I am asked to draw the phase of $x(t)=2i\sin(\pi t)e^{-i\pi t}$. The requested plot should look like:
When $t\in\mathbb{Z}$, the graph jumps from $-\pi/2$ to $\pi/2$. Both values mean that the function is 'fully' imaginary if $t\in\mathbb{Z}$, but $x(t)=0$. And why does the phase value decrease linearly between integers? Could you give me some hints? Thanks in advance!
From properties of phase we have that:
$$\angle x(t) = \angle 2i + \angle \sin(\pi t) + \angle e^{-i\pi t} = \frac{\pi}{2} + \pi k - \pi t$$
$\sin(\pi t)$ is always a real number, so its contribution to the phase will always be some integer multiple of $\pi$. Then using the convention that the phase is in the principal branch, i.e. $\angle x(t) \in (-\pi,\pi]$, look at the behavior of the $\pi k$ term. $\sin(\pi t)$ changes phase for every $t\in\mathbb{Z}$.
Now take the interval $(0,1)$ for example. On $(0,1)$, $-\frac{\pi}{2}\leq\frac{\pi}{2}-\pi t\leq \frac{\pi}{2}$ and $\sin(\pi t) > 0$, therefore $k$ must be an even integer.
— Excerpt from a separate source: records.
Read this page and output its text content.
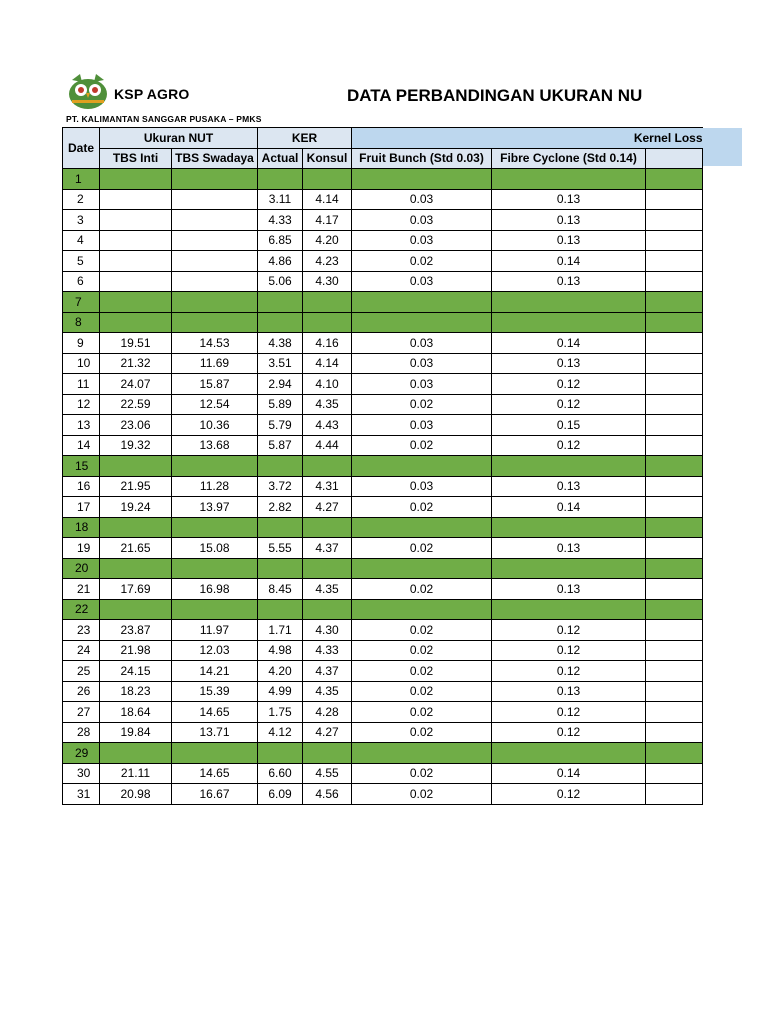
KSP AGRO	DATA PERBANDINGAN UKURAN NU
PT. KALIMANTAN SANGGAR PUSAKA – PMKS
Date	Ukuran NUT		KER		Kernel Loss		
	TBS Inti	TBS Swadaya	Actual	Konsul	Fruit Bunch (Std 0.03)	Fibre Cyclone (Std 0.14)	
1							
2			3.11	4.14	0.03	0.13	
3			4.33	4.17	0.03	0.13	
4			6.85	4.20	0.03	0.13	
5			4.86	4.23	0.02	0.14	
6			5.06	4.30	0.03	0.13	
7							
8							
9	19.51	14.53	4.38	4.16	0.03	0.14	
10	21.32	11.69	3.51	4.14	0.03	0.13	
11	24.07	15.87	2.94	4.10	0.03	0.12	
12	22.59	12.54	5.89	4.35	0.02	0.12	
13	23.06	10.36	5.79	4.43	0.03	0.15	
14	19.32	13.68	5.87	4.44	0.02	0.12	
15							
16	21.95	11.28	3.72	4.31	0.03	0.13	
17	19.24	13.97	2.82	4.27	0.02	0.14	
18							
19	21.65	15.08	5.55	4.37	0.02	0.13	
20							
21	17.69	16.98	8.45	4.35	0.02	0.13	
22							
23	23.87	11.97	1.71	4.30	0.02	0.12	
24	21.98	12.03	4.98	4.33	0.02	0.12	
25	24.15	14.21	4.20	4.37	0.02	0.12	
26	18.23	15.39	4.99	4.35	0.02	0.13	
27	18.64	14.65	1.75	4.28	0.02	0.12	
28	19.84	13.71	4.12	4.27	0.02	0.12	
29							
30	21.11	14.65	6.60	4.55	0.02	0.14	
31	20.98	16.67	6.09	4.56	0.02	0.12	
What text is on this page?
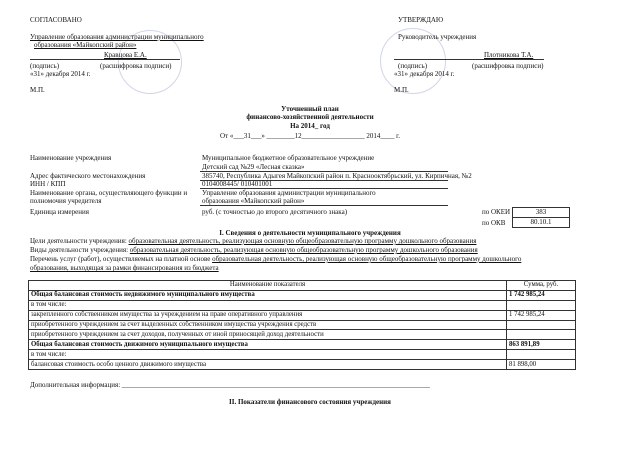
СОГЛАСОВАНО
Управление образования администрации муниципального
образования «Майкопский район»
Кравцова Е.А.
(подпись)	(расшифровка подписи)
«31» декабря 2014 г.
М.П.
УТВЕРЖДАЮ
Руководитель учреждения
Плотникова Т.А.
(подпись)	(расшифровка подписи)
«31» декабря 2014 г.
М.П.
Уточненный план
финансово-хозяйственной деятельности
На 2014_ год
От «___31___» ________12__________________ 2014____ г.
Наименование учреждения	Муниципальное бюджетное образовательное учреждение
Детский сад №29 «Лесная сказка»
Адрес фактического местонахождения	385740, Республика Адыгея Майкопский район п. Краснооктябрьский, ул. Кирпичная, №2
ИНН / КПП	0104008445/ 010401001
Наименование органа, осуществляющего функции и
полномочия учредителя
Управление образования администрации муниципального
образования «Майкопский район»
Единица измерения	руб. (с точностью до второго десятичного знака)	по ОКЕИ	383
по ОКВ	80.10.1
I. Сведения о деятельности муниципального учреждения
Цели деятельности учреждения: образовательная деятельность, реализующая основную общеобразовательную программу дошкольного образования
Виды деятельности учреждения: образовательная деятельность, реализующая основную общеобразовательную программу дошкольного образования
Перечень услуг (работ), осуществляемых на платной основе образовательная деятельность, реализующая основную общеобразовательную программу дошкольного
образования, выходящая за рамки финансирования из бюджета
Наименование показателя	Сумма, руб.
Общая балансовая стоимость недвижимого муниципального имущества	1 742 985,24
в том числе:	
закрепленного собственником имущества за учреждением на праве оперативного управления	1 742 985,24
приобретенного учреждением за счет выделенных собственником имущества учреждения средств	
приобретенного учреждением за счет доходов, полученных от иной приносящей доход деятельности	
Общая балансовая стоимость движимого муниципального имущества	863 891,89
в том числе:	
балансовая стоимость особо ценного движимого имущества	81 898,00
Дополнительная информация: ________________________________________________________________________________________
II. Показатели финансового состояния учреждения
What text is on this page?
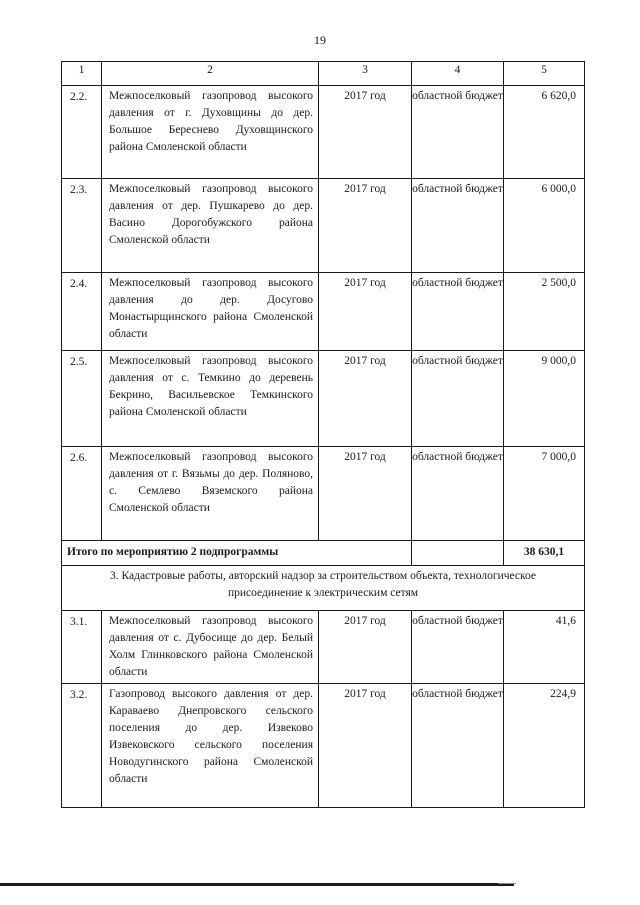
19
1	2	3	4	5
2.2.	Межпоселковый газопровод высокого давления от г. Духовщины до дер. Большое Береснево Духовщинского района Смоленской области	2017 год	областной бюджет	6 620,0
2.3.	Межпоселковый газопровод высокого давления от дер. Пушкарево до дер. Васино Дорогобужского района Смоленской области	2017 год	областной бюджет	6 000,0
2.4.	Межпоселковый газопровод высокого давления до дер. Досугово Монастырщинского района Смоленской области	2017 год	областной бюджет	2 500,0
2.5.	Межпоселковый газопровод высокого давления от с. Темкино до деревень Бекрино, Васильевское Темкинского района Смоленской области	2017 год	областной бюджет	9 000,0
2.6.	Межпоселковый газопровод высокого давления от г. Вязьмы до дер. Поляново, с. Семлево Вяземского района Смоленской области	2017 год	областной бюджет	7 000,0
Итого по мероприятию 2 подпрограммы				38 630,1
3. Кадастровые работы, авторский надзор за строительством объекта, технологическое присоединение к электрическим сетям				
3.1.	Межпоселковый газопровод высокого давления от с. Дубосище до дер. Белый Холм Глинковского района Смоленской области	2017 год	областной бюджет	41,6
3.2.	Газопровод высокого давления от дер. Караваево Днепровского сельского поселения до дер. Извеково Извековского сельского поселения Новодугинского района Смоленской области	2017 год	областной бюджет	224,9
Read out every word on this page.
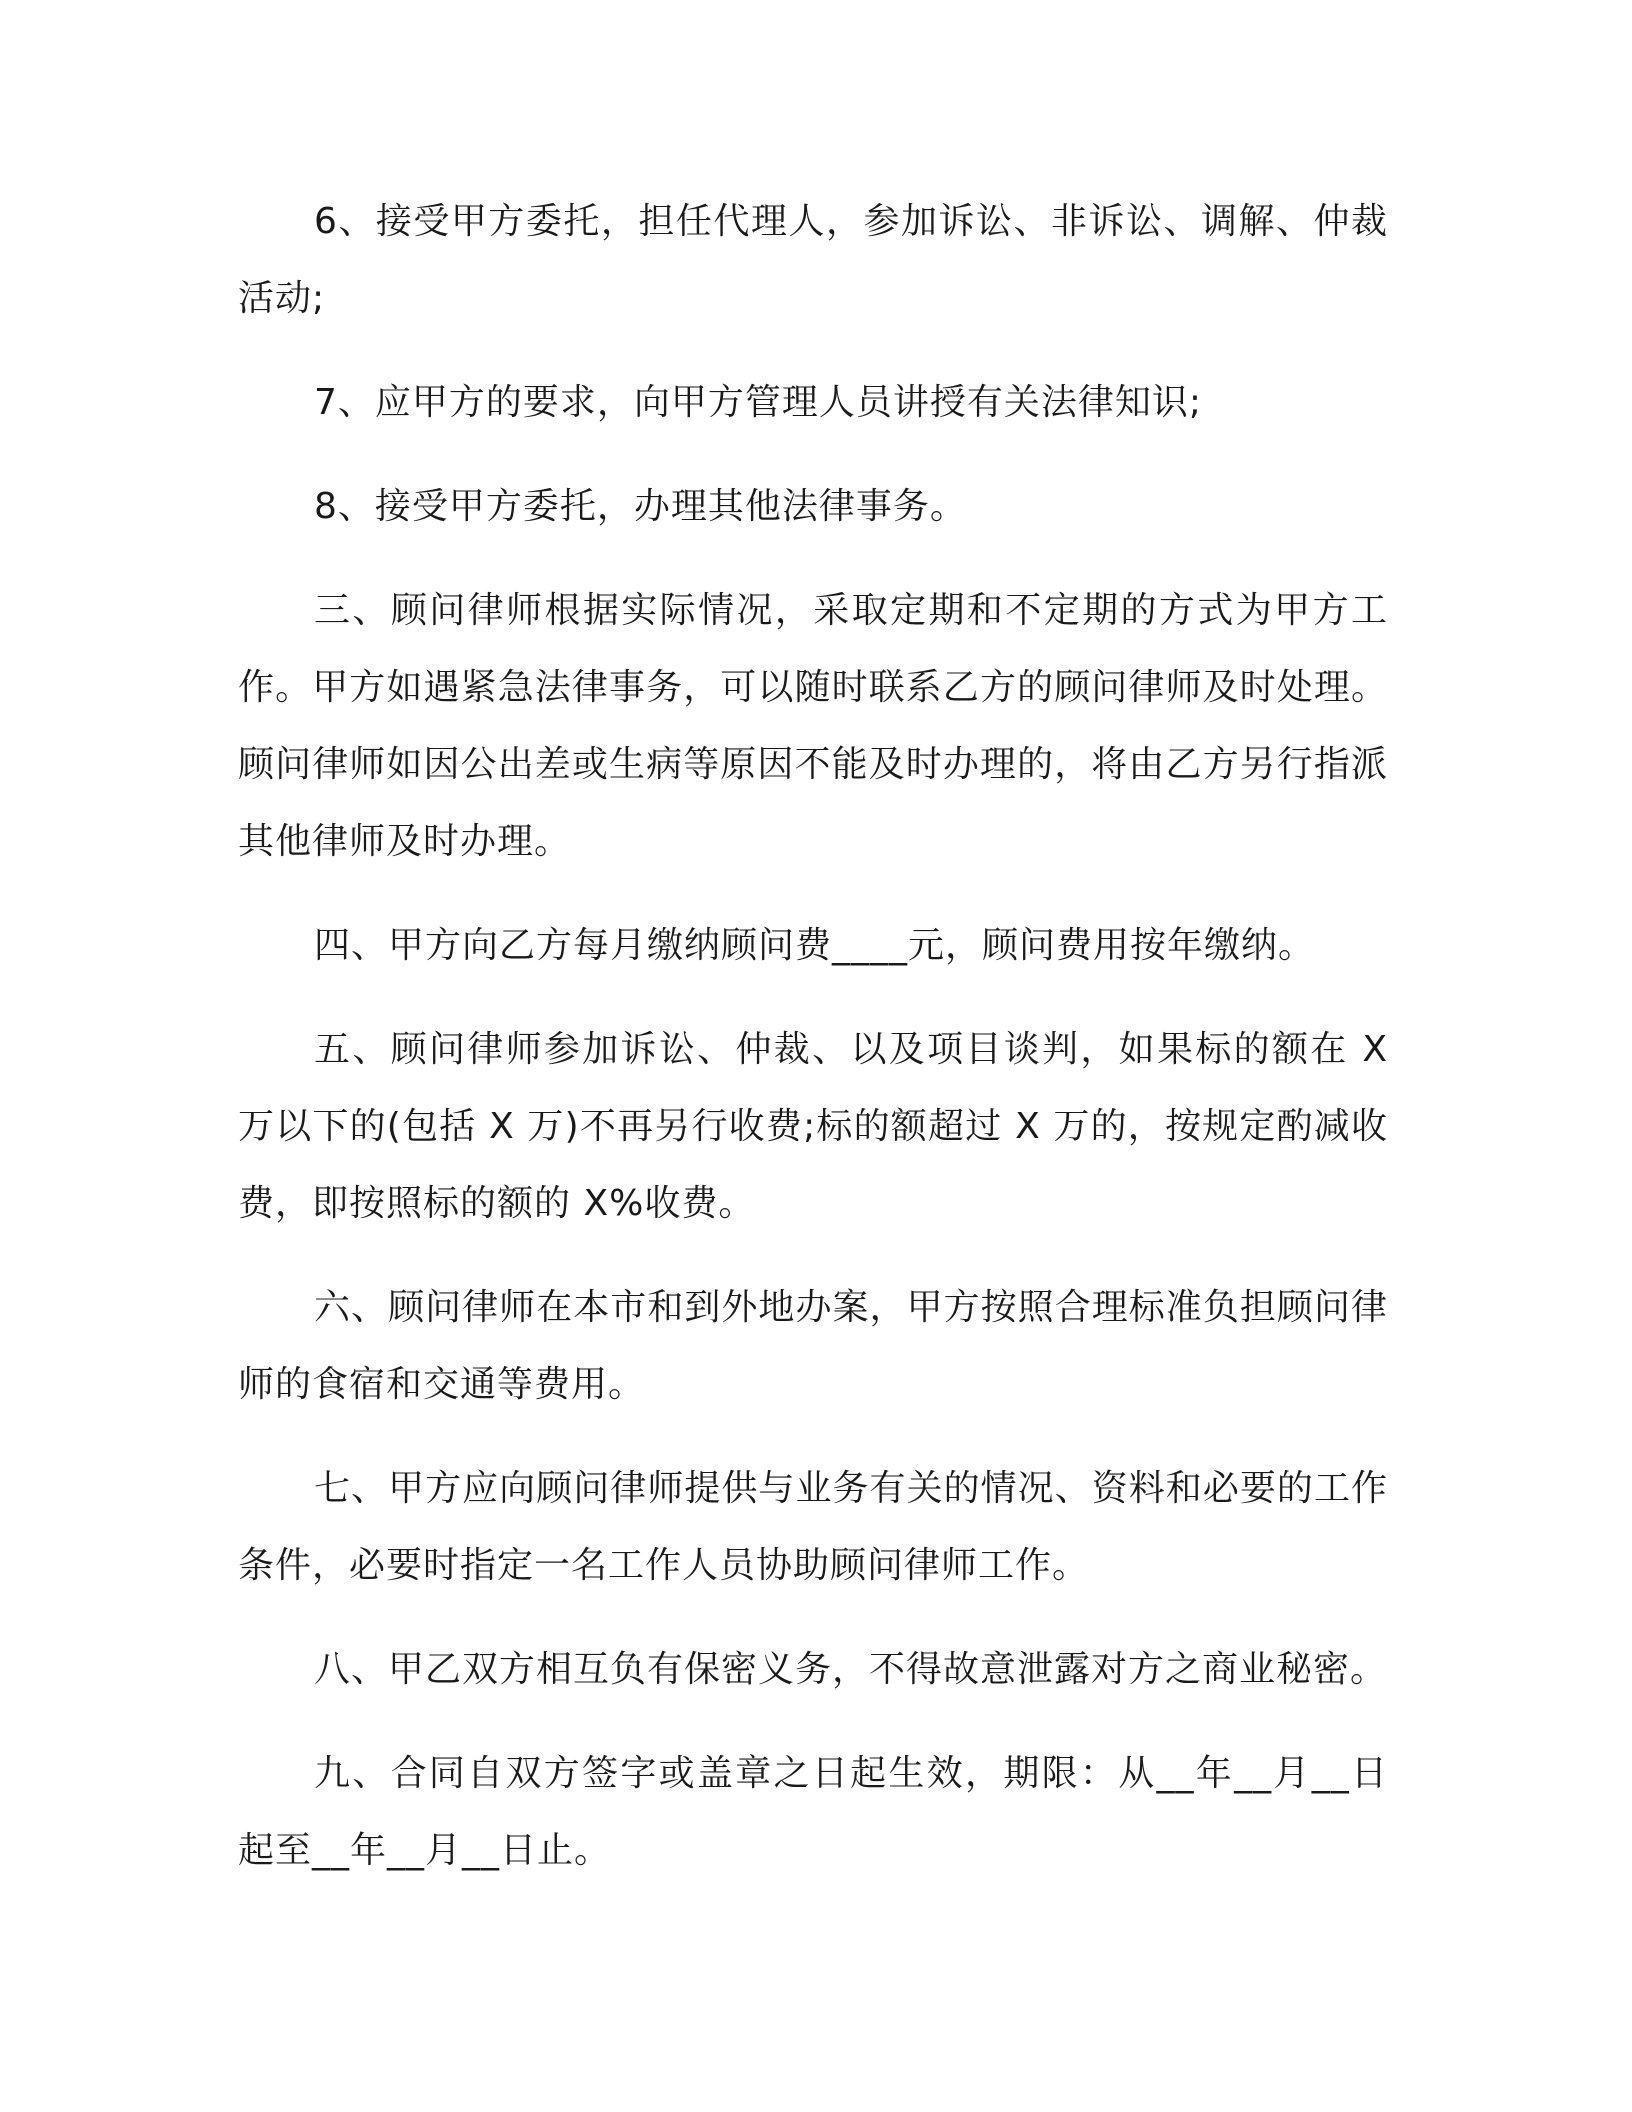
6、接受甲方委托，担任代理人，参加诉讼、非诉讼、调解、仲裁活动;

7、应甲方的要求，向甲方管理人员讲授有关法律知识;

8、接受甲方委托，办理其他法律事务。

三、顾问律师根据实际情况，采取定期和不定期的方式为甲方工作。甲方如遇紧急法律事务，可以随时联系乙方的顾问律师及时处理。顾问律师如因公出差或生病等原因不能及时办理的，将由乙方另行指派其他律师及时办理。

四、甲方向乙方每月缴纳顾问费____元，顾问费用按年缴纳。

五、顾问律师参加诉讼、仲裁、以及项目谈判，如果标的额在 X 万以下的(包括 X 万)不再另行收费;标的额超过 X 万的，按规定酌减收费，即按照标的额的 X%收费。

六、顾问律师在本市和到外地办案，甲方按照合理标准负担顾问律师的食宿和交通等费用。

七、甲方应向顾问律师提供与业务有关的情况、资料和必要的工作条件，必要时指定一名工作人员协助顾问律师工作。

八、甲乙双方相互负有保密义务，不得故意泄露对方之商业秘密。

九、合同自双方签字或盖章之日起生效，期限：从__年__月__日起至__年__月__日止。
The only choice of even integer that keeps our phase in the principal branch is $k=0$. Playing with more cases, we get the following phase function as our final solution:
$$\angle x(t) = \frac{\pi}{2} - \pi t + \pi\lfloor t \rfloor = \frac{\pi}{2} - \pi \{t\}$$
where $\{t\}\equiv t - \lfloor t \rfloor$ is the fractional part of $t$.